There is no documentation available to show that Bush attended Guard drills for at least a six-month period in 1972 and possibly for as long as a year depending upon whether or not you accept the validity of the infamous Torn Document that Calpundit analyzes. It is also a fact that Bush failed to show up for his annual flight physical in 1972 effectively grounding him for the remainder of his service.
The failure to take the flight physical should be, in my opinion, the larger scandal here. The Air Force had spent lots of time and money training Bush to be a pilot so that he could backup the pilots fighting in Vietnam. Bush apologists note that the plane that Bush was trained to fly was being phased out by the military so his grounding was really no big deal. But why should that matter? Was the war ending in 1972? Did the Air Force stop training new pilots in 1972? And which do you suppose is easier and less costly – training someone who already knows how to fly to pilot a new aircraft; or taking somebody all the way through pilot training from scratch?
I take personal offense at Bush’s failure to take his flight physical because my father was one of those pilots in Vietnam flying dangerous reconnaissance missions. It doesn’t appear to me that Bush was really that serious about his duty if he wasn’t willing to take his flight physical. What was his problem back then? Was he bored? Did he think he was too important to be bothered showing up for drills? Bush has never explained why he skipped the physical that year. It has been alleged that he bailed on the physical exam because they had began doing random drug tests. If that is the case it would add a whole new dimension to the controversy.
This is not an issue that is going to change the minds of hardcore partisans on either side.

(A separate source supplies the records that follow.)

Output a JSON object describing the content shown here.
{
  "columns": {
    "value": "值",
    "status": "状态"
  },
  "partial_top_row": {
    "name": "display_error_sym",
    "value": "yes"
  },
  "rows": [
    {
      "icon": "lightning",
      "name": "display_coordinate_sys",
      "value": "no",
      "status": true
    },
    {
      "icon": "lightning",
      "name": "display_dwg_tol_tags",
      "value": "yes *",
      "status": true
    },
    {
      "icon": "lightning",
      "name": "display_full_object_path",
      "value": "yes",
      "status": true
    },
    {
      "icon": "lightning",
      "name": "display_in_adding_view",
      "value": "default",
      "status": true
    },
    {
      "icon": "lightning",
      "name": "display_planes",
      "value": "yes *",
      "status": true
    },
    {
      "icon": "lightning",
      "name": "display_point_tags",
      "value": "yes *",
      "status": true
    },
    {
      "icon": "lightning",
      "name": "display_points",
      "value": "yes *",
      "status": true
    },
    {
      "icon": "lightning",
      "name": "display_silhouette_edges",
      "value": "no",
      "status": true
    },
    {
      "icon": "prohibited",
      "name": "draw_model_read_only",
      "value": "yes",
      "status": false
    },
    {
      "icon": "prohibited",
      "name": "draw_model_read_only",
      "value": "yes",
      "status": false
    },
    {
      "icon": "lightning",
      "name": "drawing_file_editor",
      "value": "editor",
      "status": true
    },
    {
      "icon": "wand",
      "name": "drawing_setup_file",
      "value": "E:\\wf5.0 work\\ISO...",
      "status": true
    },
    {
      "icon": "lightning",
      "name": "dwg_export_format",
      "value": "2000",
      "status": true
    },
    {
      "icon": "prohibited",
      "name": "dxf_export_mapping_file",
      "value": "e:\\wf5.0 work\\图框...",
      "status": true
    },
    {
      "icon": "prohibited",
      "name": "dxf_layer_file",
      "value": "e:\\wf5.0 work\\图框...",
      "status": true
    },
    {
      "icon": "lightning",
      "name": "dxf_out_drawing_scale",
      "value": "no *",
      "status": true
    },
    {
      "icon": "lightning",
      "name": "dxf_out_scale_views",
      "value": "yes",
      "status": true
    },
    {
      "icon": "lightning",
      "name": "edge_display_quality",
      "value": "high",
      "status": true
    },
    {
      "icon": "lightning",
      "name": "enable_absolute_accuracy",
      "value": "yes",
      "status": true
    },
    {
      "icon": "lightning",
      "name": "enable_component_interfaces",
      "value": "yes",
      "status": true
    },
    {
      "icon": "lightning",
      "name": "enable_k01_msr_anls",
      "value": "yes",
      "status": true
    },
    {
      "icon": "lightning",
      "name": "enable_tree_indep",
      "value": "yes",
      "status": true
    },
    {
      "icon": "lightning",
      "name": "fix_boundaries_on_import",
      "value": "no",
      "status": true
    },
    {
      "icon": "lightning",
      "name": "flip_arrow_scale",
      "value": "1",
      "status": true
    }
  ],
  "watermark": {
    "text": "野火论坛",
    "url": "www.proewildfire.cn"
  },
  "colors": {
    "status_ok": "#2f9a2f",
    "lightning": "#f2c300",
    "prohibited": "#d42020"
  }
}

Ultimately, it shouldn’t really matter at this point anyway. What should matter is Bush’s leadership and decision making since he has been in office. But I also think that because Bush never had to face the harsh realities of combat, he has the tendency to be more brazen and less restrained in his use of the military. Why is it that the combat veterans like Colin Powell, John McCain and Chuck Hagel were the most cautious about plunging into the Iraq war while Bush officials who managed to avoid military service and/or combat were the most eager to go ahead – including Bush, Dick Cheney, Donald Rumsfeld and Paul Wolfowitz?